Importing your vector BoogerBall into AI is as simple as closing Draftsight (be sure to SAVE) and opening the DWG file in AI. The Options box that pops up gives you the opportunity to scale your image, or center it on the Artboard. I recommend experimenting with these options. Be sure to leave the Merge Layers option unchecked so all that extra work you did to isolate layers in Draftsight isn’t lost in translation. After the file is opened and you SAVE it to a new AI file, it’s fairly easy to isolate a layer at a time, select all of the booger shapes, and choose a fill color to fill them.
Within just a few moments, you can have a complete BoogerBall design that’s exactly what we are looking for, a stylized vector graphic suitable for use as a logo that doesn’t excite the gag reflex of our “real” BoogerBall. I did a little extra work to integrate the Wordmark and added a little stylized shadow. Now we can move on to bigger and better things like building a fun WordPress website and earning traffic to it.
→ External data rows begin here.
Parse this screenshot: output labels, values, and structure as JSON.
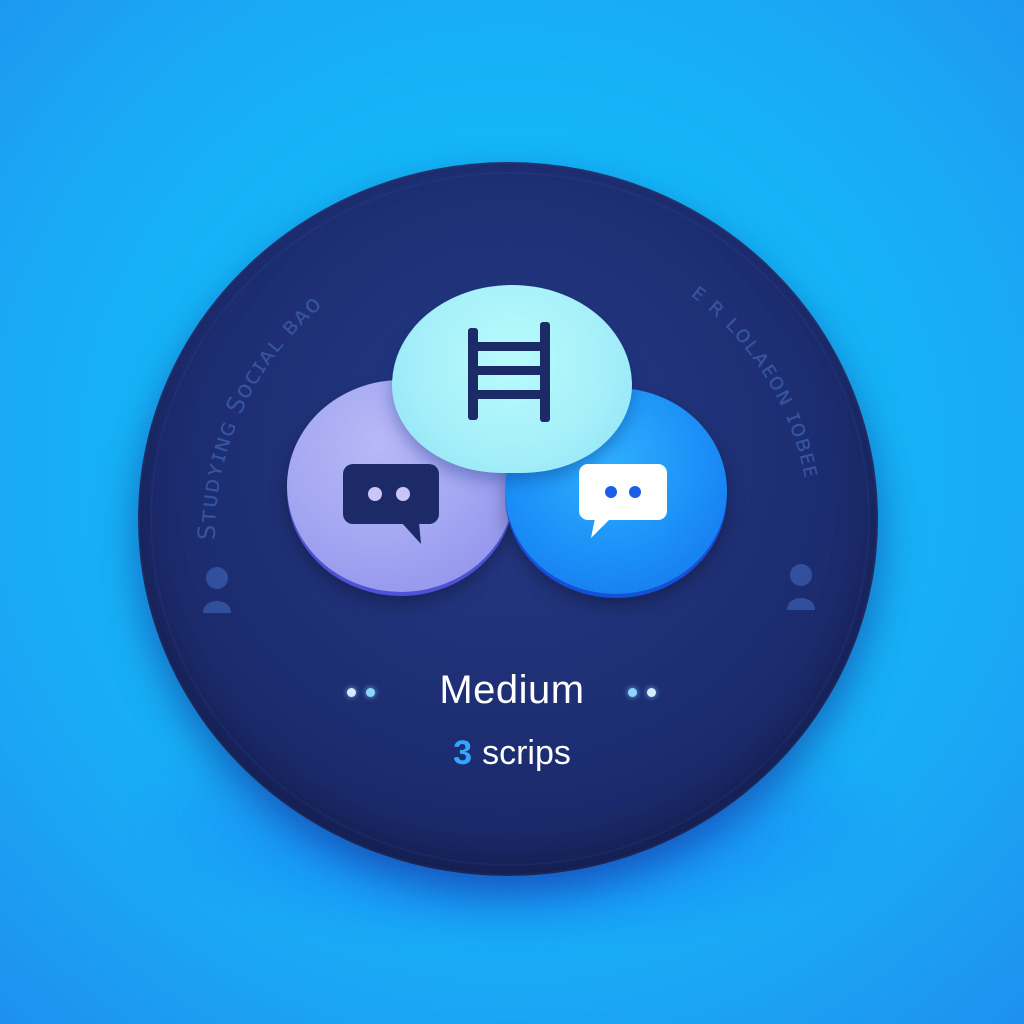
{
  "badge": {
    "level_label": "Medium",
    "count_number": "3",
    "count_unit": "scrips",
    "left_arc_text": "Sᴛᴜᴅʏɪɴɢ Sᴏᴄɪᴀʟ ʙᴀᴏ",
    "right_arc_text": "ᴇ ʀ ʟᴏʟᴀᴇᴏɴ ɪᴏʙᴇᴇ"
  },
  "colors": {
    "background": "#17c7ff",
    "badge": "#1e2f75",
    "bubble_left": "#a3a6f2",
    "bubble_right": "#1b8ff7",
    "bubble_top": "#a6f0fa",
    "accent": "#33a7ff"
  },
  "icons": {
    "top": "ladder-icon",
    "left": "chat-bubble-icon",
    "right": "chat-bubble-icon",
    "side_left": "person-icon",
    "side_right": "person-icon"
  }
}
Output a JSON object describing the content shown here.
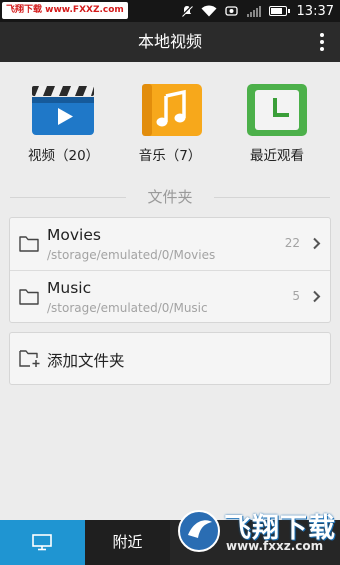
{
  "status_bar": {
    "watermark_text": "飞翔下载 www.FXXZ.com",
    "time": "13:37",
    "battery_level_percent": 90,
    "icons": [
      "notification-off-icon",
      "wifi-icon",
      "battery-saver-icon",
      "signal-icon",
      "battery-icon"
    ]
  },
  "app_bar": {
    "title": "本地视频",
    "overflow_icon": "more-vertical-icon"
  },
  "shortcuts": [
    {
      "label": "视频（20）",
      "icon": "video-clapperboard-icon"
    },
    {
      "label": "音乐（7）",
      "icon": "music-note-icon"
    },
    {
      "label": "最近观看",
      "icon": "clock-icon"
    }
  ],
  "folders_section": {
    "title": "文件夹",
    "folders": [
      {
        "name": "Movies",
        "path": "/storage/emulated/0/Movies",
        "count": "22"
      },
      {
        "name": "Music",
        "path": "/storage/emulated/0/Music",
        "count": "5"
      }
    ],
    "add_folder_label": "添加文件夹"
  },
  "bottom_nav": {
    "tabs": [
      {
        "name": "local",
        "icon": "monitor-icon",
        "active": true
      },
      {
        "name": "nearby",
        "label": "附近",
        "active": false
      }
    ]
  },
  "watermark": {
    "brand": "飞翔下载",
    "url": "www.fxxz.com"
  },
  "colors": {
    "accent": "#1f95d2",
    "app_bar": "#2b2b2b",
    "status_bar": "#161616",
    "background": "#ececec"
  }
}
Update: After working on this one post for over a year I’ve come to realize that the opening sentence applies to this post and the whole BoogerBall concept. I am moving on to a new subject – a new project that has many more redeeming qualities and an infinite range of learning opportunities (with more posts to illuminate them). Look for future posts about Engineering For Everyone, an educational program I have been developing. You’re probably saying, “Thank goodness, that was really too gross!”
Update#2: I just learned last week that Floyd Coates passed away after a battle with cancer. I will miss him as he inspired me to keep going with my writing. I look forward to greeting him in Heaven some day.